Split
- Author: Cathy Linh Che
- Publisher: Alice James Books
- Publication date: May 6, 2014
- Pages: 80
- Awards: Kundiman Poetry Prize Norma Farber First Book Award
- ISBN: 978-1938584053

= Split (poetry collection) =

2014 debut poetry collection by Cathy Linh Che

Split is a 2014 debut poetry collection by American poet Cathy Linh Che, published by Alice James Books. It won the Kundiman Poetry Prize in 2012 and was named a "standout book of the year" by the Academy of American Poets. It additionally was selected by Adrian Matejka for the Norma Farber First Book Award.

== Background ==
Che wrote the book's poems based on the stories of her parents during the Vietnam War and after resettlement in the wake of the Fall of Saigon, as well as her own experiences as a survivor. In The Margins, Che stated:My parents have been telling me their stories of Vietnam throughout my life, and it seemed to me that in movies, newspapers, literature, their voices and stories were egregiously absent.

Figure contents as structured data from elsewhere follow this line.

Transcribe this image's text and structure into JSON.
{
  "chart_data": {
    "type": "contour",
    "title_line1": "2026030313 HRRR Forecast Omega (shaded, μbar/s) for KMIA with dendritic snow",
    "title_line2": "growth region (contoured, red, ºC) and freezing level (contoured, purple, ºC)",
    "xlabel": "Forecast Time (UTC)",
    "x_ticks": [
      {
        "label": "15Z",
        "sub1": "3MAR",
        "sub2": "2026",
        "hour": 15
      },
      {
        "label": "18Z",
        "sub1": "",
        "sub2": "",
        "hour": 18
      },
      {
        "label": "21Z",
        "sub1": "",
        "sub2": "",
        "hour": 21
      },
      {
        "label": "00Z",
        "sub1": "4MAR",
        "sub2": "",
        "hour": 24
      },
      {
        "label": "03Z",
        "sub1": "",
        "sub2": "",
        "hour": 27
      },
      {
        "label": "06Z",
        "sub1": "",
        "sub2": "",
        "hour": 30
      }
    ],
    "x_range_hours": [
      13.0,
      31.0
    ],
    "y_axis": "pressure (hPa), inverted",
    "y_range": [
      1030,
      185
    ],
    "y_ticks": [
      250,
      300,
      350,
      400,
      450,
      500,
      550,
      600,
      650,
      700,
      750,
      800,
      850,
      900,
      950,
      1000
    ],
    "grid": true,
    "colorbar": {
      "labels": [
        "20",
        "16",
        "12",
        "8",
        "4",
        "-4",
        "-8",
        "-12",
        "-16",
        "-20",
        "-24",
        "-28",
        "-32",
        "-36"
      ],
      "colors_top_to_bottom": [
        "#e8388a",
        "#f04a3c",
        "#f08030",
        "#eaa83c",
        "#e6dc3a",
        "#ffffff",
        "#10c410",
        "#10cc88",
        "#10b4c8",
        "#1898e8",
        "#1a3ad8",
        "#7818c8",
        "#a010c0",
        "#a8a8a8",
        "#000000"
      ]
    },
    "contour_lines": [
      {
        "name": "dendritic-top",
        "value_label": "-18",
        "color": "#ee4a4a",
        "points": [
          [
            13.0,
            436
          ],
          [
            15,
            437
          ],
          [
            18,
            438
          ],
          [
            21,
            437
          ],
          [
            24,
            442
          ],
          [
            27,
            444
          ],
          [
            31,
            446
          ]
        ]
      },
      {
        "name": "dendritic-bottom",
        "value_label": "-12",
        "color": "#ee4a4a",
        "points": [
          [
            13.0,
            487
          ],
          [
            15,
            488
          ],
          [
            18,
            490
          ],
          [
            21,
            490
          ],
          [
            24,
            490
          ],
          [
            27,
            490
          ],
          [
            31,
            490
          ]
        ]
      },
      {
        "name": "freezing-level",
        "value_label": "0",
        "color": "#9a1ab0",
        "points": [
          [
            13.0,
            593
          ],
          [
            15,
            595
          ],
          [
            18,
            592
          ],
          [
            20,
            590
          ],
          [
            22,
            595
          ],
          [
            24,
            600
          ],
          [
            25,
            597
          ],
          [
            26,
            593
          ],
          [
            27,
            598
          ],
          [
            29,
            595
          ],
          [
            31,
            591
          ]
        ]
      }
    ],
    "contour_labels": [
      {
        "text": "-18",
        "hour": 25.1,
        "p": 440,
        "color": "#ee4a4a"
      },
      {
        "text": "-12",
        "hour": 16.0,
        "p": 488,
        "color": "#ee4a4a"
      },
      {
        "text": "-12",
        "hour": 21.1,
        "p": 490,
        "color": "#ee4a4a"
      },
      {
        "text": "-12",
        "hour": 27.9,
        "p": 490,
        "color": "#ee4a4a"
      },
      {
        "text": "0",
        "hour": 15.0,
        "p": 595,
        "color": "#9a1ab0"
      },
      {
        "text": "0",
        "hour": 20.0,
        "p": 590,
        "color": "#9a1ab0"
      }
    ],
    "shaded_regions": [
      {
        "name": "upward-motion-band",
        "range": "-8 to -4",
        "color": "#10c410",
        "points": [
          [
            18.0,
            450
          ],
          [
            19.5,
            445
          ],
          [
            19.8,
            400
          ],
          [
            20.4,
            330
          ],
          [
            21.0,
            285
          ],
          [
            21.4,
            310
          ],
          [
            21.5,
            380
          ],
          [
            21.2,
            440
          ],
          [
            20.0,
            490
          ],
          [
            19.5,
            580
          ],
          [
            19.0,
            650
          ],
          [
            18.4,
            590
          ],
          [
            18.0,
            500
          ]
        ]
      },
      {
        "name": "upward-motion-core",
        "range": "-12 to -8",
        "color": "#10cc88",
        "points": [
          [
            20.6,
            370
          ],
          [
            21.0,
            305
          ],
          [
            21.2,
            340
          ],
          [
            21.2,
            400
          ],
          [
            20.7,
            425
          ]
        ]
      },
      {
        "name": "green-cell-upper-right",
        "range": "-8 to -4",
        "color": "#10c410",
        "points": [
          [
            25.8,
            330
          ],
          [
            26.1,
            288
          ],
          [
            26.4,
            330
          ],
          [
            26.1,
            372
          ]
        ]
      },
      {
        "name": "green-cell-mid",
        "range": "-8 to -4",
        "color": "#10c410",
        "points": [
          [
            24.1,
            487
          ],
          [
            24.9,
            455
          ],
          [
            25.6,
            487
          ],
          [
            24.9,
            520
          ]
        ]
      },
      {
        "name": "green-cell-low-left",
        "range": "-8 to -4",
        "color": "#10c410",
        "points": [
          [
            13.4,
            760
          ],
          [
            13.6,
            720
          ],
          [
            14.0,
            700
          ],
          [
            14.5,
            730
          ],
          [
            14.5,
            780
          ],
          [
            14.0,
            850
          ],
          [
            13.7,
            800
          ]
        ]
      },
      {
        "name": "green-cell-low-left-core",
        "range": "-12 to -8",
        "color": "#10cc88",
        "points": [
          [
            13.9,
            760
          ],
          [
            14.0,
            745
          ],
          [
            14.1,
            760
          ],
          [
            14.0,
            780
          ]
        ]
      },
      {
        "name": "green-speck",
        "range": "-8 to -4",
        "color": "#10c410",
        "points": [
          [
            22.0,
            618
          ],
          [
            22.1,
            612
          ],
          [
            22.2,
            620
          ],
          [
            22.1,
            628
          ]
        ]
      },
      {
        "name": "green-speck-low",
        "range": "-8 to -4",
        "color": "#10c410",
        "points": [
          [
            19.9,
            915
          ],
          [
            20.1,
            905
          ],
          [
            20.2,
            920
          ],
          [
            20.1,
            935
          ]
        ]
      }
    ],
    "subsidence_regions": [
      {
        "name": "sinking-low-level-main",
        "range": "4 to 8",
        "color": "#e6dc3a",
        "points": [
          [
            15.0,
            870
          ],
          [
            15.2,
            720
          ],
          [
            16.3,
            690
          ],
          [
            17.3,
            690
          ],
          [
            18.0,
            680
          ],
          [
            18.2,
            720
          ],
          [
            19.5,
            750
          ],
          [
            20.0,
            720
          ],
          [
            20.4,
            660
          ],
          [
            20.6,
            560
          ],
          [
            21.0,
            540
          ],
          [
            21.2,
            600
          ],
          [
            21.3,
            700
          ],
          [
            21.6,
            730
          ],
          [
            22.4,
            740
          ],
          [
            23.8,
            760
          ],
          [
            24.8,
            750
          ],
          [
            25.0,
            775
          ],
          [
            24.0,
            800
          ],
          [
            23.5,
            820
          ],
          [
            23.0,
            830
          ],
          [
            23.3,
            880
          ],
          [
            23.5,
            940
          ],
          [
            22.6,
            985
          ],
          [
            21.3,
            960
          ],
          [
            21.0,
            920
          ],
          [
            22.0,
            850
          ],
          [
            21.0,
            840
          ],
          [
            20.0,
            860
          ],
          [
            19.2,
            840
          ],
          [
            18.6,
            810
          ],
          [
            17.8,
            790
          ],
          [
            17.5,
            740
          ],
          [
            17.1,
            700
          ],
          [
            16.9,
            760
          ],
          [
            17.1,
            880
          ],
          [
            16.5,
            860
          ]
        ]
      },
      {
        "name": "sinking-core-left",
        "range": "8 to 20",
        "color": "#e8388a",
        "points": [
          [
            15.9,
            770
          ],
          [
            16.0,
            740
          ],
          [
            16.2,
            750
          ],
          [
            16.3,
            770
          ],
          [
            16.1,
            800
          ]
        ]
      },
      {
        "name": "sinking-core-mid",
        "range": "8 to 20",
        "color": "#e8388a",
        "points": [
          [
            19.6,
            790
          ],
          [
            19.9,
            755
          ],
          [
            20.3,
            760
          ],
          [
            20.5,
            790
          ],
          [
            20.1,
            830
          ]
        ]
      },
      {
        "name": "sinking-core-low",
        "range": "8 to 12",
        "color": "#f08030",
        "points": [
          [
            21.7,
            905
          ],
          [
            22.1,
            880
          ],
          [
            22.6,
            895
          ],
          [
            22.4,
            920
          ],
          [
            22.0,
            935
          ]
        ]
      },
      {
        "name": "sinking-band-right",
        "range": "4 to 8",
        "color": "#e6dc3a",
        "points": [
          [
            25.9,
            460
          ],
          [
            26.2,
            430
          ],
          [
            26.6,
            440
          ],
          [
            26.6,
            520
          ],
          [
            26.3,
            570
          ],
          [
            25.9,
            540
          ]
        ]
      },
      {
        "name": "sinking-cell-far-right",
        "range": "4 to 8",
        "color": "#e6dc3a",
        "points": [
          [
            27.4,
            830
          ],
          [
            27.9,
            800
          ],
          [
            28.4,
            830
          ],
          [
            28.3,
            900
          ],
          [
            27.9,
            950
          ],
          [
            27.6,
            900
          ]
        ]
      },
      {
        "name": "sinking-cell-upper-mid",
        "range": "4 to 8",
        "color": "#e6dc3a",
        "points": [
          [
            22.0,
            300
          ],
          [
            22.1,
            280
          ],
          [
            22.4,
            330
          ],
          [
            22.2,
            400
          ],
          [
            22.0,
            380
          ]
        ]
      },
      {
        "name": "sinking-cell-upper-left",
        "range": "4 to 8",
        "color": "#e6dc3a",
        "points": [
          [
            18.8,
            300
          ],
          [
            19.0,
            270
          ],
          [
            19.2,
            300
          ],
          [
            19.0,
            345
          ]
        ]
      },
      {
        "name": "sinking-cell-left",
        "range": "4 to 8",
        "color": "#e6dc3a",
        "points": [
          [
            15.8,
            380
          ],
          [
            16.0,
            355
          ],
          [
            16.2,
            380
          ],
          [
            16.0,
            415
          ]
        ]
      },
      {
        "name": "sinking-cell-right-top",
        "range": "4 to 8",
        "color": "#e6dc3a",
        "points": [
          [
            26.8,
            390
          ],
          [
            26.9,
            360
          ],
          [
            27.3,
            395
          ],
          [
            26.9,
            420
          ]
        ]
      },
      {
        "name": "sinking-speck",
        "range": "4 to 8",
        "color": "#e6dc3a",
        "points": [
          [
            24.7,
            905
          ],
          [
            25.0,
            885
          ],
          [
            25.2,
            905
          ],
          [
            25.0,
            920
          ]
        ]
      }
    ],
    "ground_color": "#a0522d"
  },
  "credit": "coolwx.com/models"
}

I wanted to address this absence by writing their stories—and really, my story, our Vietnamese and American and Vietnamese American story—so that they could participate in the polyphony of voices constructing the American narrative.Of the title, Che stated that it was a reference to a litany of traumas: "geographical, sexual, psychological, emotional."

== Book tour ==
After the book's release, Che organized a nationwide book tour, with Sally Wen Mao, Michelle Chan Brown, and Eugenia Leigh, called the Honey Badgers Don't Give a B**k Tour.

== Critical reception ==
Publishers Weekly observed Che's usage of poetry to address pasts, presents, and futures of violence and trauma, which "Che navigates with brutality and tenderness, devastation and irrepressible endurance."

American Poets called Che's a "book suffused with pain—both inherited and lived-through—love is its relentless redemptive force, in all its complex and troubled forms, filial and erotic."

Los Angeles Review called the book a graceful and powerful attempt toward the "nearly impossible challenge" of tackling intergenerational trauma through poetry.

DVAN called Che's language "brave," as well as "Lucid and visceral—and brutal" with regard to its approach to Vietnamese history and the Vietnamese American diaspora.

Compulsive Reader called the book "an honest piece of literature" and stated that "What [Che] sees—including significant events that impact her personal and familial life—she puts on paper in ways that approach mastery of the art of poetry."

Soapberry Review observed the book's interrogation of silence, concluding that "Split makes it evident that the trauma to which Asian and Asian American women have been subjugated to is the trauma that displaces, dysfunctions, and demeans one’s voice."

Jet Fuel Review concluded that "Che beautifully captures the healing process the speaker undergoes after reopening personal, cultural, and historical wounds. Split is an artifact that bridges the narratives of the past, present, and future and needs to be handled with the respect it deserves."